Transparent Reporting on Research Using Unstructured Electronic Health Record Data to Generate 'Real World' Evidence of Comparative Effectiveness and Safety

Date Published:

2019 Aug 26


Research that makes secondary use of administrative and clinical healthcare databases is increasingly influential for regulatory, reimbursement, and other healthcare decision-making. Consequently, there are numerous guidance documents on reporting for studies that use 'real-world' data captured in administrative claims and electronic health record (EHR) databases. These guidance documents are intended to improve transparency, reproducibility, and the ability to evaluate validity and relevance of design and analysis decisions. However, existing guidance does not differentiate between structured and unstructured information contained in EHRs, registries, or other healthcare data sources.
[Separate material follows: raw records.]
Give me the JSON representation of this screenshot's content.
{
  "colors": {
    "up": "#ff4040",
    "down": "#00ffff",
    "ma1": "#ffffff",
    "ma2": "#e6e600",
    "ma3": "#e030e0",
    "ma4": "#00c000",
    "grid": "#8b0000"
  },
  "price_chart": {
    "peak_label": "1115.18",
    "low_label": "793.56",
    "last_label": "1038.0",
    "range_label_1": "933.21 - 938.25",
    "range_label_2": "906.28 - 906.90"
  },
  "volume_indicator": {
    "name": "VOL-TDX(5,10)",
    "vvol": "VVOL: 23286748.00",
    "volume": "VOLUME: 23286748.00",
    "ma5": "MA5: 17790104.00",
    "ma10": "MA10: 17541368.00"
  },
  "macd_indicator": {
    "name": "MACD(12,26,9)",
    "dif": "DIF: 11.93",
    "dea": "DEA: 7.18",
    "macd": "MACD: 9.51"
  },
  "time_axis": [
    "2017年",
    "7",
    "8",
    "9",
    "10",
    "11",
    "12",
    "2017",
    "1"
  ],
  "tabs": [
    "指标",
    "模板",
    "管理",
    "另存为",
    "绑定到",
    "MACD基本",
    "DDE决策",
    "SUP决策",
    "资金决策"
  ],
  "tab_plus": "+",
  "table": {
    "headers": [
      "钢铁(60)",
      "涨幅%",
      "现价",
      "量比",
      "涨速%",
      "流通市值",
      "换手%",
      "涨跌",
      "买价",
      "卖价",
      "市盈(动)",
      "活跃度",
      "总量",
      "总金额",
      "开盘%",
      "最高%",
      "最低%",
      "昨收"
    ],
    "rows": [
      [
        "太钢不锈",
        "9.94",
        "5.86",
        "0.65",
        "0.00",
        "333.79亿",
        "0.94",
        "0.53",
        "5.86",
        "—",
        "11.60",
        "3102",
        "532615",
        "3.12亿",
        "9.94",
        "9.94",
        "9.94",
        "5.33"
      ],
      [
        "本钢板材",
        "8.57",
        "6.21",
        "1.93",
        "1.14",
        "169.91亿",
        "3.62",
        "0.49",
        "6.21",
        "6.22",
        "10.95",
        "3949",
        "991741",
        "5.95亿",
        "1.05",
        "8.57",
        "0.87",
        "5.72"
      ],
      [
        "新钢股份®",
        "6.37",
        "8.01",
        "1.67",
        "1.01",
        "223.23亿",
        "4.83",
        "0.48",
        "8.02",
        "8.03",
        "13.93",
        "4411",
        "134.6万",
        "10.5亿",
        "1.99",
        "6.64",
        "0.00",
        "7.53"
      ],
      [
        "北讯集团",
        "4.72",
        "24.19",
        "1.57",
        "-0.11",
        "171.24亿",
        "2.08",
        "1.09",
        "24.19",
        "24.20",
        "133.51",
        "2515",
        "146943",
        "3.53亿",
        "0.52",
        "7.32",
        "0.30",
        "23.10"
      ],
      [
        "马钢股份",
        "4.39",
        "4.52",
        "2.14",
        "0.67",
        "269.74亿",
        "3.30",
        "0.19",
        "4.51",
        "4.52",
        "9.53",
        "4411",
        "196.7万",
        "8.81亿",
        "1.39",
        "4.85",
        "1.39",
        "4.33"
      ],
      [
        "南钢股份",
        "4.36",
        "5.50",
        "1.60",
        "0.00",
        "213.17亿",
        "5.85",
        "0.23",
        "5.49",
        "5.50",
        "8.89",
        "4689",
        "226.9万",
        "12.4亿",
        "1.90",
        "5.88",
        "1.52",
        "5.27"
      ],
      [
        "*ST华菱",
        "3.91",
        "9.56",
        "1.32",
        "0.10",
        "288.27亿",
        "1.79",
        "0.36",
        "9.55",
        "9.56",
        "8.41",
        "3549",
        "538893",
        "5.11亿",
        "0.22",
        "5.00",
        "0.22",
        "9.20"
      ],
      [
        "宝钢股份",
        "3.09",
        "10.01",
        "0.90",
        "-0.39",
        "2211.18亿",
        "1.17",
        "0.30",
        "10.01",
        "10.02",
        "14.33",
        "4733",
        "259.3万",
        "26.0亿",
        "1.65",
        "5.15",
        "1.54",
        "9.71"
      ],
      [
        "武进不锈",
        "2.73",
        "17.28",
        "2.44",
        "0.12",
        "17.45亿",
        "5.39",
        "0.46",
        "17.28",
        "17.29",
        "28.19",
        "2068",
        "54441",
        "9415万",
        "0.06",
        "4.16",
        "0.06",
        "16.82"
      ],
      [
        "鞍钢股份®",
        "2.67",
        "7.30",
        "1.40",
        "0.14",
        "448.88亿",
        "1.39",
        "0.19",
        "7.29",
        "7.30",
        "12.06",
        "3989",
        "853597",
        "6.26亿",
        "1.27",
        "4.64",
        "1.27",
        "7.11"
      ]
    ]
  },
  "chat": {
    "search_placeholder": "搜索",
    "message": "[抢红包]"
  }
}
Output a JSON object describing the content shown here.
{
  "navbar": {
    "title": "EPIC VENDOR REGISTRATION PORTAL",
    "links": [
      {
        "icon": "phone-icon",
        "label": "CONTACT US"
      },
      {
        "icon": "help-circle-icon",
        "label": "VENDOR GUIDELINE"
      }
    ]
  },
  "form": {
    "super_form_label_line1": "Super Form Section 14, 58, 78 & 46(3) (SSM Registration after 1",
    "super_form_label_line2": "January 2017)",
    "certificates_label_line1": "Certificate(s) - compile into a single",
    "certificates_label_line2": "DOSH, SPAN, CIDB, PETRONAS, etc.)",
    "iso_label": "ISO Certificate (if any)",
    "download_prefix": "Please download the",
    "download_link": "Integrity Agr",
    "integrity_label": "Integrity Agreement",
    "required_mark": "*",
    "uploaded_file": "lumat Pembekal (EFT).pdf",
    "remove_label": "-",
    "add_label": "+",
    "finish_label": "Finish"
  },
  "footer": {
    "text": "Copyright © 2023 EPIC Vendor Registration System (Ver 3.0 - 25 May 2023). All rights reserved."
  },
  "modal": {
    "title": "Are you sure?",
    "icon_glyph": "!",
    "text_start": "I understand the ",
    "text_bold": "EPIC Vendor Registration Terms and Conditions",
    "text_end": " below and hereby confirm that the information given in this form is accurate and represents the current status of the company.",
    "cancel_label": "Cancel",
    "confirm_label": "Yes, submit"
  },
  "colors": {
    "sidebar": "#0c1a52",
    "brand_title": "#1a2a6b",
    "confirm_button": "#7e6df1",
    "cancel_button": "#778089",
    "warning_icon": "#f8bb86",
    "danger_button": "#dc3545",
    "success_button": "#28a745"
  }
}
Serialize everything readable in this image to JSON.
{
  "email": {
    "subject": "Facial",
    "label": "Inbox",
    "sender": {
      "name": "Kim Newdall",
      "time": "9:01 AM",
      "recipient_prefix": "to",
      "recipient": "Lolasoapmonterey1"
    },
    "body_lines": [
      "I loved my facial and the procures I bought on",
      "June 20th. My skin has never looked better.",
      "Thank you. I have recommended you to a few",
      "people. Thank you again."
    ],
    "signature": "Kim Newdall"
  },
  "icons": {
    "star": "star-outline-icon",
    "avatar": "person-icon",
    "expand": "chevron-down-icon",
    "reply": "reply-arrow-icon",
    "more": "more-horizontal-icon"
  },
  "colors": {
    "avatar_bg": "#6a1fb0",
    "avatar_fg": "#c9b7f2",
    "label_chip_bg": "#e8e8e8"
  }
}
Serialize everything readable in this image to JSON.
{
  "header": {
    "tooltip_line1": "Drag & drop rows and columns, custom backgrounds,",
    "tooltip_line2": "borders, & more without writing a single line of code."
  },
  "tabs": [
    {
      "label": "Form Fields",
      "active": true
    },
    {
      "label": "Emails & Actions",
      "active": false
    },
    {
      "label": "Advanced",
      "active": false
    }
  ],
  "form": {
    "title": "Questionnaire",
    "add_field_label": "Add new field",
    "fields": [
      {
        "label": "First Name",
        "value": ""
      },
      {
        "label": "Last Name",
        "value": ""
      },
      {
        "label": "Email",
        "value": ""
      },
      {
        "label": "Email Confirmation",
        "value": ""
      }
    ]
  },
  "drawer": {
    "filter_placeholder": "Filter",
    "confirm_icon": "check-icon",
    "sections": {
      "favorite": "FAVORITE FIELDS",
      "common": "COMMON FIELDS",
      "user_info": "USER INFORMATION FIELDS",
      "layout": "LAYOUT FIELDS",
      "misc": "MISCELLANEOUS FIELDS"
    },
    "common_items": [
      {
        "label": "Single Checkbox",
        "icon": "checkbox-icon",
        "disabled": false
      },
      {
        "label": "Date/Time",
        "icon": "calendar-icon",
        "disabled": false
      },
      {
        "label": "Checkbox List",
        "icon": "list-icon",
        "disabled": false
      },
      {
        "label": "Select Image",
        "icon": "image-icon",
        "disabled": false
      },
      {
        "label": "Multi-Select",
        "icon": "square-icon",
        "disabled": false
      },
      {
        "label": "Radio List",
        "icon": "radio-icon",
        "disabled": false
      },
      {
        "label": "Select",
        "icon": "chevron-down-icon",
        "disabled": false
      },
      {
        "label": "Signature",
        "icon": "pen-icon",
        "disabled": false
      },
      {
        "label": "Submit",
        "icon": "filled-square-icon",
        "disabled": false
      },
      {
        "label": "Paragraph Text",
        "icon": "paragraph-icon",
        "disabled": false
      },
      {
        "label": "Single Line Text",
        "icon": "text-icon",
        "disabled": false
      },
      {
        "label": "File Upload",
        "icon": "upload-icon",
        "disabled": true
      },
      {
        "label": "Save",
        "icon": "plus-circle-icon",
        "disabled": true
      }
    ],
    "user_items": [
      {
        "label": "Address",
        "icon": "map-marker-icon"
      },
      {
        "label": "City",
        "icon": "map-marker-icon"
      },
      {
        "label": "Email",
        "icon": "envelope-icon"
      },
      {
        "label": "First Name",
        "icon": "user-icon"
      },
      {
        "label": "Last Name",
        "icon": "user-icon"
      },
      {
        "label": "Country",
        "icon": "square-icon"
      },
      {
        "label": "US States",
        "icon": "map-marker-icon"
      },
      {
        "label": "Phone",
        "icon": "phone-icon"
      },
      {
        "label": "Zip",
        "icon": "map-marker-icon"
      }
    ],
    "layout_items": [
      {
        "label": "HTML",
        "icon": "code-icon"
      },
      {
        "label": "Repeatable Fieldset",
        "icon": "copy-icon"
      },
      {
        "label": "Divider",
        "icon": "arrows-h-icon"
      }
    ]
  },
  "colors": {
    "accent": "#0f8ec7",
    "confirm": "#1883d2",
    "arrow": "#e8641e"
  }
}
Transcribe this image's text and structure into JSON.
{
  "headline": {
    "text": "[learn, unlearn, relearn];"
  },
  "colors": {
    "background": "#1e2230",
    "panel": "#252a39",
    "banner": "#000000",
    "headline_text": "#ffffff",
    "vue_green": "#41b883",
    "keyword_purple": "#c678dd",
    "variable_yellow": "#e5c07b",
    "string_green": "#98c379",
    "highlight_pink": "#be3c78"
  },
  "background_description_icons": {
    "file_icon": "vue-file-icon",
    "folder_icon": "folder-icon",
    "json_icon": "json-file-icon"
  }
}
While unstructured text is convenient and readily interpretable in clinical practice, it can be difficult to use for investigation of causal questions, e.g., comparative effectiveness and safety, until data have been cleaned and algorithms applied to extract relevant information to structured fields for analysis. The goal of this paper is to increase transparency for healthcare decision makers and causal inference researchers by providing general recommendations for reporting on steps taken to make unstructured text-based data usable for comparative effectiveness and safety research. These recommendations are designed to be used as an adjunct for existing reporting guidance. They are intended to provide sufficient context and supporting information for causal inference studies involving use of natural language processing- or machine learning-derived data fields, so that researchers, reviewers, and decision makers can be confident in their ability to evaluate the validity and relevance of derived measures for exposures, inclusion/exclusion criteria, covariates, and outcomes for the causal question of interest.